Excited. Overjoyed. Dying of anticipation. These are all accurate descriptions of how I felt when I found out that Ed Sheeran was coming out with a new album. And, let me be clear, I am most definitely not an Ed Sheeran fanatic, a Sheerio, as those who are like to call themselves. I am, however, a fanatic for good music. So, I love to listen to his work because every one of his albums contain an entire tracklist of it.

For now, Sheeran’s new album is called “Collaboration Project No. 6,” which is fitting because every song on the lineup will be a collaboration with another artist. Already, Sheeran has come out with two singles: “Cross Me” featuring Chance the Rapper and “I Don’t Care” featuring Justin Bieber in order to raise publicity for the upcoming album, which is set to release July 12.

Although I am a little disappointed that Ed Sheeran’s new album will not be a subtraction symbol with a yellow cover—after all, his first album was a red plus sign, his third album was a green multiplication sign, and his most recent album was a blue division sign—I am still excited to see what new songs this album will bring, even if it doesn’t complete the circle of albums named after the four basic math calculations.

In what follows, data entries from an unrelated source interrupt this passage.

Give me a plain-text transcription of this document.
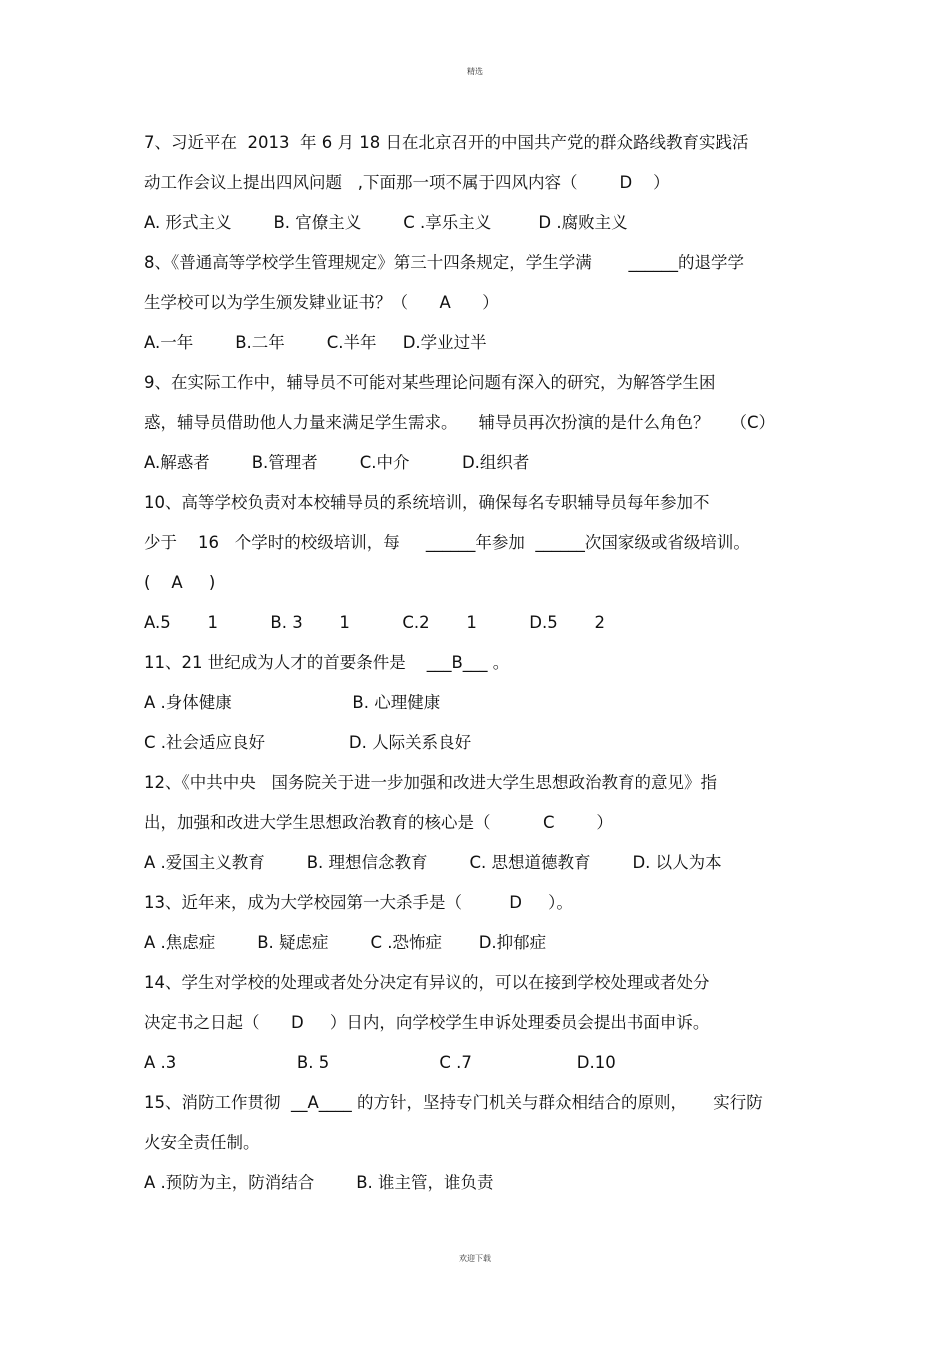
精选
7、习近平在  2013  年 6 月 18 日在北京召开的中国共产党的群众路线教育实践活
动工作会议上提出四风问题   ,下面那一项不属于四风内容（        D    ）
A. 形式主义        B. 官僚主义        C .享乐主义         D .腐败主义
8、《普通高等学校学生管理规定》第三十四条规定，学生学满       ______的退学学
生学校可以为学生颁发肄业证书？（      A      ）
A.一年        B.二年        C.半年     D.学业过半
9、在实际工作中，辅导员不可能对某些理论问题有深入的研究，为解答学生困
惑，辅导员借助他人力量来满足学生需求。    辅导员再次扮演的是什么角色？    （C）
A.解惑者        B.管理者        C.中介          D.组织者
10、高等学校负责对本校辅导员的系统培训，确保每名专职辅导员每年参加不
少于    16   个学时的校级培训，每     ______年参加  ______次国家级或省级培训。
(    A     )
A.5       1          B. 3       1          C.2       1          D.5       2
11、21 世纪成为人才的首要条件是    ___B___ 。
A .身体健康                       B. 心理健康
C .社会适应良好                D. 人际关系良好
12、《中共中央   国务院关于进一步加强和改进大学生思想政治教育的意见》指
出，加强和改进大学生思想政治教育的核心是（          C        ）
A .爱国主义教育        B. 理想信念教育        C. 思想道德教育        D. 以人为本
13、近年来，成为大学校园第一大杀手是（         D     ）。
A .焦虑症        B. 疑虑症        C .恐怖症       D.抑郁症
14、学生对学校的处理或者处分决定有异议的，可以在接到学校处理或者处分
决定书之日起（      D     ）日内，向学校学生申诉处理委员会提出书面申诉。
A .3                       B. 5                     C .7                    D.10
15、消防工作贯彻  __A____ 的方针，坚持专门机关与群众相结合的原则，     实行防
火安全责任制。
A .预防为主，防消结合        B. 谁主管，谁负责
欢迎下载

One thing that makes me nervous about Sheeran’s upcoming release is that so far, none of the music has been written in his usual style. Sheeran is renowned for his love songs, but “Cross Me” is rap, and “I Don’t Care” is pop, which are completely unrelated music styles.

Although both Bieber and Sheeran have had hit songs in the past and been recognized for producing great music—Sheeran has won four Grammy awards and Bieber has received one—they are very different musicians. To say the least, Sheeran, who is the person that sang “A heart that’s been broken is a heart that’s been loved,” is not the same person as Bieber, who sang “I got money in my hands that I’d really like to blow.”

All of this isn’t necessarily a bad thing. On the contrary, I think that it’s important for musicians to explore different styles because the switch might even benefit their careers. Just look at Katy Perry, who used to sing Christian pop music. After she switched genres, she became one of the top grossing artists of all time.

Still, I don’t want Sheeran to switch genres. In fact, the idea makes me sad. Sheeran has produced some of the most iconic songs of the decade, and I don’t want his streak of great songs to come to an end.